Meine Situation: Ich habe etwa 40.000 Euro Rücklagen, die ich teilweise als Notfallfonds brauchte (ca. 15.000 Euro), und den Rest möchte ich sinnvoll parken. Bisher hatte ich alles auf Tagesgeld, weil die Flexibilität passte. Aber langsam überlege ich, ob ich nicht einen Teil gestaffelt in Festgeld anlegen sollte – sozusagen eine Leiter mit unterschiedlichen Laufzeiten bauen.

Die Frage ist: Ergibt das mathematisch noch Sinn, wenn die Zinsdifferenz so klein ist? Oder bin ich besser dran, alles auf Tagesgeld zu lassen und auf bessere Zinsen zu warten? Wie geht ihr damit um?

Freue mich auf eure Erfahrungen!


1 Antwort
Markus Weber
Beiträge: 1
(@markus28)
New Member
Beigetreten: Vor 4 Wochen

Hi Martin, gute Frage!
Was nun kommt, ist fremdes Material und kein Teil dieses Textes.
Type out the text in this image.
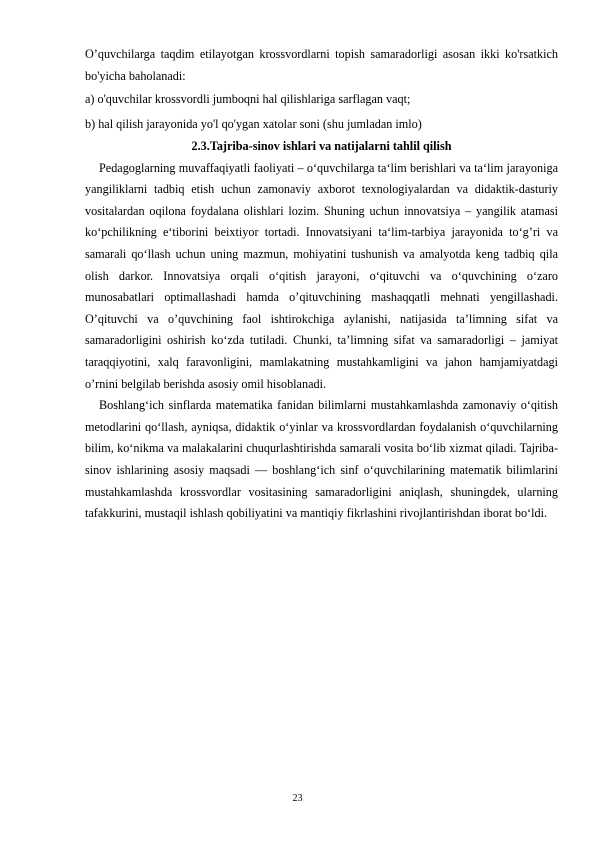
O’quvchilarga taqdim etilayotgan krossvordlarni topish samaradorligi asosan ikki ko'rsatkich bo'yicha baholanadi:

a) o'quvchilar krossvordli jumboqni hal qilishlariga sarflagan vaqt;

b) hal qilish jarayonida yo'l qo'ygan xatolar soni (shu jumladan imlo)

2.3.Tajriba-sinov ishlari va natijalarni tahlil qilish

Pedagoglarning muvaffaqiyatli faoliyati – o‘quvchilarga ta‘lim berishlari va ta‘lim jarayoniga yangiliklarni tadbiq etish uchun zamonaviy axborot texnologiyalardan va didaktik-dasturiy vositalardan oqilona foydalana olishlari lozim. Shuning uchun innovatsiya – yangilik atamasi ko‘pchilikning e‘tiborini beixtiyor tortadi. Innovatsiyani ta‘lim-tarbiya jarayonida to‘g’ri va samarali qo‘llash uchun uning mazmun, mohiyatini tushunish va amalyotda keng tadbiq qila olish darkor. Innovatsiya orqali o‘qitish jarayoni, o‘qituvchi va o‘quvchining o‘zaro munosabatlari optimallashadi hamda o’qituvchining mashaqqatli mehnati yengillashadi. O’qituvchi va o’quvchining faol ishtirokchiga aylanishi, natijasida ta’limning sifat va samaradorligini oshirish ko‘zda tutiladi. Chunki, ta’limning sifat va samaradorligi – jamiyat taraqqiyotini, xalq faravonligini, mamlakatning mustahkamligini va jahon hamjamiyatdagi o’rnini belgilab berishda asosiy omil hisoblanadi.

Boshlang‘ich sinflarda matematika fanidan bilimlarni mustahkamlashda zamonaviy o‘qitish metodlarini qo‘llash, ayniqsa, didaktik o‘yinlar va krossvordlardan foydalanish o‘quvchilarning bilim, ko‘nikma va malakalarini chuqurlashtirishda samarali vosita bo‘lib xizmat qiladi. Tajriba-sinov ishlarining asosiy maqsadi — boshlang‘ich sinf o‘quvchilarining matematik bilimlarini mustahkamlashda krossvordlar vositasining samaradorligini aniqlash, shuningdek, ularning tafakkurini, mustaqil ishlash qobiliyatini va mantiqiy fikrlashini rivojlantirishdan iborat bo‘ldi.

23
Ich bin noch relativ neu hier und tappe da selbst noch im Dunkeln, aber die Logik leuchtet mir ein: Mit 0,7% Unterschied über 2 Jahre sind das ca. 560€ Minderrendite. Das klingt nach nicht viel, aber wenn dein Notfallfonds fest sein darf, würde ich einen kleineren Teil vielleicht doch festlegen – einfach zur psychologischen Sicherheit, dass man nicht in Versuchung kommt, anzutasten. Wie viel Geld brauchst du wirklich jederzeit verfügbar?